How To Save Energy
Reduce energy loss in your home by increasing the quality of your windows and doors. You can tell almost everything you need to know about a window's performance by looking at its "NFRC label". Adopted by the National Fenestration Rating Council in 1998, this label is affixed to windows voluntarily by manufacturers concerned about energy efficiency. If a window does not have this label, chances are you're not dealing with a reputable manufacturer.
U-Factor: The inverse of "R-Value" (which measures insulating value), the U-Factor measures how easily heat flows through the product. The lower the number, the better it keeps heat where you want it. In cold climates, look for a U-Factor of 0.35 or lower.
Solar Heat Gain Coefficient (SHGC): The SHGC tells you how much heat radiation from sunlight a window lets in. If heating your home is your main concern, a higher SHGC can help offset some of the heating costs. In warmer climates, where air-conditioning costs are a bigger factor, look for a lower number.
Visible Transmittance (VT): The Visible Transmittance number indicates the amount of light that passes through the glass (refers to brightness, as opposed to heat). A higher number means a brighter room.

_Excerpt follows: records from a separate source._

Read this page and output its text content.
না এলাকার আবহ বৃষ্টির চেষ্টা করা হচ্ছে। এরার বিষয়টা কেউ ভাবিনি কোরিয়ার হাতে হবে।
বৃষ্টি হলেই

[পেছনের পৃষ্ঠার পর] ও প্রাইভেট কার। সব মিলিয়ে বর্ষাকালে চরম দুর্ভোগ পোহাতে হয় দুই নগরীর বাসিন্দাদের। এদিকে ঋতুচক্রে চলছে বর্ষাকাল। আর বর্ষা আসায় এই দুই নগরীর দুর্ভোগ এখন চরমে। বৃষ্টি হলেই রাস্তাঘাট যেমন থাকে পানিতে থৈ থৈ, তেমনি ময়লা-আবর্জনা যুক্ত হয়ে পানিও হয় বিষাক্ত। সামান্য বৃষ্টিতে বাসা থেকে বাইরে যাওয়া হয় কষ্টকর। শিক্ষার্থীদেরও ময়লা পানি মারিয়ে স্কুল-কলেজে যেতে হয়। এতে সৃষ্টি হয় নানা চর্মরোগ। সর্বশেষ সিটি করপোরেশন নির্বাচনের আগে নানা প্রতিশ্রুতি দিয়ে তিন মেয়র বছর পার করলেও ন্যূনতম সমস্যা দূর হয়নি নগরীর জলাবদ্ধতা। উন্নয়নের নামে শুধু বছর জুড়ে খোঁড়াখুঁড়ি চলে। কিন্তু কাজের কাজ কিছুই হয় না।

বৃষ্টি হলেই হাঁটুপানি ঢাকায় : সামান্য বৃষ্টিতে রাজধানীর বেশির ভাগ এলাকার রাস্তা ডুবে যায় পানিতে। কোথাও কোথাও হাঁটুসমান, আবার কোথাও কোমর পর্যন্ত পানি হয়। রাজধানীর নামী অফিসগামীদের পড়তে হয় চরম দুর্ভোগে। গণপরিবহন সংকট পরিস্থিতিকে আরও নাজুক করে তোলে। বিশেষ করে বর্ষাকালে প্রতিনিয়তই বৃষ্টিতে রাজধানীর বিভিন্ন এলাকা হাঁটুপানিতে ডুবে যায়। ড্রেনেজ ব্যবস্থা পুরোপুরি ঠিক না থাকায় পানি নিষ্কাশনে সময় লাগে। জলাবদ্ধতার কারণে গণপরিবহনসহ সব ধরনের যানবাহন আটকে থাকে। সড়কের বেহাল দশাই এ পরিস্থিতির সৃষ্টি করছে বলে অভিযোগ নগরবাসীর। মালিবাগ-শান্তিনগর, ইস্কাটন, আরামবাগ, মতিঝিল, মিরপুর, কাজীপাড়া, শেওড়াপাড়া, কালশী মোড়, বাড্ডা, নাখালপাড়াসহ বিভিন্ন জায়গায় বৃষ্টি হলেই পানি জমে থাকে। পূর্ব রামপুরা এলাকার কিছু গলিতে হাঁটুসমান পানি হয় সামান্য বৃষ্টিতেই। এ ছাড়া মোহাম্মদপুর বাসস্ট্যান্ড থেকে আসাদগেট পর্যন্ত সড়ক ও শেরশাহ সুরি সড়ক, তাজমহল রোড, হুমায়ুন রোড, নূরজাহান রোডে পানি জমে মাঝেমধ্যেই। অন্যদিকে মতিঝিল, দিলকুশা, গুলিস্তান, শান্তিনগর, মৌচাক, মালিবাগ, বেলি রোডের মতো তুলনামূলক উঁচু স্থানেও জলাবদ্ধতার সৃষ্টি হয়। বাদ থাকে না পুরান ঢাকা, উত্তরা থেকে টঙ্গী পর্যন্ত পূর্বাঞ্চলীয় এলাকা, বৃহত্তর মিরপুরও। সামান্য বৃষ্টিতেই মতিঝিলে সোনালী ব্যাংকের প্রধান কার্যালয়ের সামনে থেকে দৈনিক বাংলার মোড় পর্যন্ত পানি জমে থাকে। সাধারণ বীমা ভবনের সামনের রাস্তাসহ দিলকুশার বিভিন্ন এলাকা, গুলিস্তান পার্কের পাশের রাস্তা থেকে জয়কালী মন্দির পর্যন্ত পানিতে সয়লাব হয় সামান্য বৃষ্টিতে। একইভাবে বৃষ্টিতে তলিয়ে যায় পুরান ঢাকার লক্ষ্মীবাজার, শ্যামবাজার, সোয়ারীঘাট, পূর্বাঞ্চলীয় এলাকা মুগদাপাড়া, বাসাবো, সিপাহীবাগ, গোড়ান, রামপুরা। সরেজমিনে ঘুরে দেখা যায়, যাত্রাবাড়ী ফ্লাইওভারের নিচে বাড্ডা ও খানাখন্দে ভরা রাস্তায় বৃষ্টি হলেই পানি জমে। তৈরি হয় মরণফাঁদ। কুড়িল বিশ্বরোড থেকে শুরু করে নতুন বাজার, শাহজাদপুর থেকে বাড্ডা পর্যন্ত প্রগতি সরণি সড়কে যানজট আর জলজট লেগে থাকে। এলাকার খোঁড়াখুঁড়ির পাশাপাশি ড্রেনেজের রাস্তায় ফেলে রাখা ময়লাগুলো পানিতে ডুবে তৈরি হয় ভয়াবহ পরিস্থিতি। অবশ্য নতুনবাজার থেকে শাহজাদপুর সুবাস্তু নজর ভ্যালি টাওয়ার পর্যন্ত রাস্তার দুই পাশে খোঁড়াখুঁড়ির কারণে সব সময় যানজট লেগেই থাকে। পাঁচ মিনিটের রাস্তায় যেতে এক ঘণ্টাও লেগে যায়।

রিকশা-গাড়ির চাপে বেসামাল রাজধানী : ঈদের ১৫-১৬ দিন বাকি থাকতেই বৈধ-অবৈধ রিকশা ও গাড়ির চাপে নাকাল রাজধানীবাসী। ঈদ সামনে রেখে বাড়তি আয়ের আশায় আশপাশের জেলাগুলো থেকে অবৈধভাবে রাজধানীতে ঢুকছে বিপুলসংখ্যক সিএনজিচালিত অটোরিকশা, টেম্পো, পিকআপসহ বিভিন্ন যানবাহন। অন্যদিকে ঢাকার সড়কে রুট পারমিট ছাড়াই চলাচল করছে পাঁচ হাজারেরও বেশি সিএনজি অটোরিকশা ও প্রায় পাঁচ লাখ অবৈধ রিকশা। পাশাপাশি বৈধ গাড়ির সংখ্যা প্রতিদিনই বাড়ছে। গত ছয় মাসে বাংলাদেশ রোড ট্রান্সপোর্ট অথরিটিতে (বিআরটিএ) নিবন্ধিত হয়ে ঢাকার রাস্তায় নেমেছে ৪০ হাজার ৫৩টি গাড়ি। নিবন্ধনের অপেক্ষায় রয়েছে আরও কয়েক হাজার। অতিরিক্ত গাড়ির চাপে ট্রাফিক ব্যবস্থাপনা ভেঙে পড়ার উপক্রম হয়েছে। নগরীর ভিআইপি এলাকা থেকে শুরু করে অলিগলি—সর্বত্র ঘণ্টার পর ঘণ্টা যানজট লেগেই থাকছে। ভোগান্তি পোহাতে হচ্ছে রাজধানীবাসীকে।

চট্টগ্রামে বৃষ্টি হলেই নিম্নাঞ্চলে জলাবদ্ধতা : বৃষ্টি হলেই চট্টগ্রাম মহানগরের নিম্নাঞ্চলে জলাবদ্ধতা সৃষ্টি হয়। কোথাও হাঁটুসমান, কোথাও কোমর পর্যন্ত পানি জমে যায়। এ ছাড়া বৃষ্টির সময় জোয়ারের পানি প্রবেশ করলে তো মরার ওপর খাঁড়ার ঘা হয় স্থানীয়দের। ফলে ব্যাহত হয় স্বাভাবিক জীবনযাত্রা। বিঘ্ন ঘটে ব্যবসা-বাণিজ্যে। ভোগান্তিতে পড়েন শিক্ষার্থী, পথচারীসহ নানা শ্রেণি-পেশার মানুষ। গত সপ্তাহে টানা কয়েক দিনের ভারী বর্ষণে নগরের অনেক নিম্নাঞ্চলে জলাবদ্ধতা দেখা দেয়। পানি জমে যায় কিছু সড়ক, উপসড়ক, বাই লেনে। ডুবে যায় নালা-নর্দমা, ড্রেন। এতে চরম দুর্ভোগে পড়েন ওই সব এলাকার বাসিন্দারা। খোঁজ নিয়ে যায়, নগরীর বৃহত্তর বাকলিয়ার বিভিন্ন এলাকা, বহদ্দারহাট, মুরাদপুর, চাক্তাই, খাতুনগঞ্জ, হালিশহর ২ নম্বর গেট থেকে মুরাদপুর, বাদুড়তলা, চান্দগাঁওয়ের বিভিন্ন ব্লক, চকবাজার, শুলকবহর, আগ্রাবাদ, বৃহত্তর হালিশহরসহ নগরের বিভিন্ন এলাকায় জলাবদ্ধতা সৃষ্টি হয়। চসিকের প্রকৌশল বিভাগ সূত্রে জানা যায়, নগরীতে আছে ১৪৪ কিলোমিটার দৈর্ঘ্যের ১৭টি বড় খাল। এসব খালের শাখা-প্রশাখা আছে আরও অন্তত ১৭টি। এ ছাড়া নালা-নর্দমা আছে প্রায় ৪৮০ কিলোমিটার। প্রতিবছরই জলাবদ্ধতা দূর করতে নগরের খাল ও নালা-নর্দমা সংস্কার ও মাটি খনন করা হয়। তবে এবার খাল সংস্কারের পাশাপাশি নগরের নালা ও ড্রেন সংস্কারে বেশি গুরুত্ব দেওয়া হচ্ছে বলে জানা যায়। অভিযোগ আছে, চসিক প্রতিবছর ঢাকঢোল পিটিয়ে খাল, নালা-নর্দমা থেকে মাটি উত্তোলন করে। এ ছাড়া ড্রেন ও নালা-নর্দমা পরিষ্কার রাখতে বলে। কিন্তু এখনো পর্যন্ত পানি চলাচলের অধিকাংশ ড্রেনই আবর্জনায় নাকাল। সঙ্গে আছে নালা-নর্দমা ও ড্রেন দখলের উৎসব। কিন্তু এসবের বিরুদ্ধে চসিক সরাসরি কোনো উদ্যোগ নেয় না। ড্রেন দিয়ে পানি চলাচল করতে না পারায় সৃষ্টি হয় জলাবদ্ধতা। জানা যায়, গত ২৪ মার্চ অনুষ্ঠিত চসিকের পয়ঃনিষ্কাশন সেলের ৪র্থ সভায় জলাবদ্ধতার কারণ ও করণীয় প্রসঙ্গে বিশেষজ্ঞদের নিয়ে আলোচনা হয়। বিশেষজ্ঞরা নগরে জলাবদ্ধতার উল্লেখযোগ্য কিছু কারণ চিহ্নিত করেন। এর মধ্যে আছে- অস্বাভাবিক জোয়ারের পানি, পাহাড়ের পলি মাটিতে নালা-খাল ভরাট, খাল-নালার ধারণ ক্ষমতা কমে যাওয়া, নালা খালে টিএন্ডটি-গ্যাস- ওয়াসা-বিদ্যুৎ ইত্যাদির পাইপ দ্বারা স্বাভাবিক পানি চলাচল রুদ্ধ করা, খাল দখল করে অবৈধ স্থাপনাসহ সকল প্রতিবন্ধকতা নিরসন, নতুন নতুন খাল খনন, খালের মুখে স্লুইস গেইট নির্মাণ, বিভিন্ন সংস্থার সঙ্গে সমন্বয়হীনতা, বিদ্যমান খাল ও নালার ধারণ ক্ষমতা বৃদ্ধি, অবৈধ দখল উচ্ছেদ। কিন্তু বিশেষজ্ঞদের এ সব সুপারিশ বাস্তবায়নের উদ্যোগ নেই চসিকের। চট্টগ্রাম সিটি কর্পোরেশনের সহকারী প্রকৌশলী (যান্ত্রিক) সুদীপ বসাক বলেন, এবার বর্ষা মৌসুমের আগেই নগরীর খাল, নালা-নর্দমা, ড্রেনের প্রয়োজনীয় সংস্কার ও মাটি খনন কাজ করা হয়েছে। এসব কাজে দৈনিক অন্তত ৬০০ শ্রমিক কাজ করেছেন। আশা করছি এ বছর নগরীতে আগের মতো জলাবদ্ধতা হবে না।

Air Leakage (AL): The Air Leakage rating refers to the amount of air that can infiltrate cracks in the window assembly. The lower the number, the less infiltration. Look for windows with an AL rating of 0.30 or less.
Res/Non-Res: The NFRC label contains data for "Residential" and "Non-Residential" (industrial) windows. When shopping for windows for your home, be sure to compare the "Res" numbers.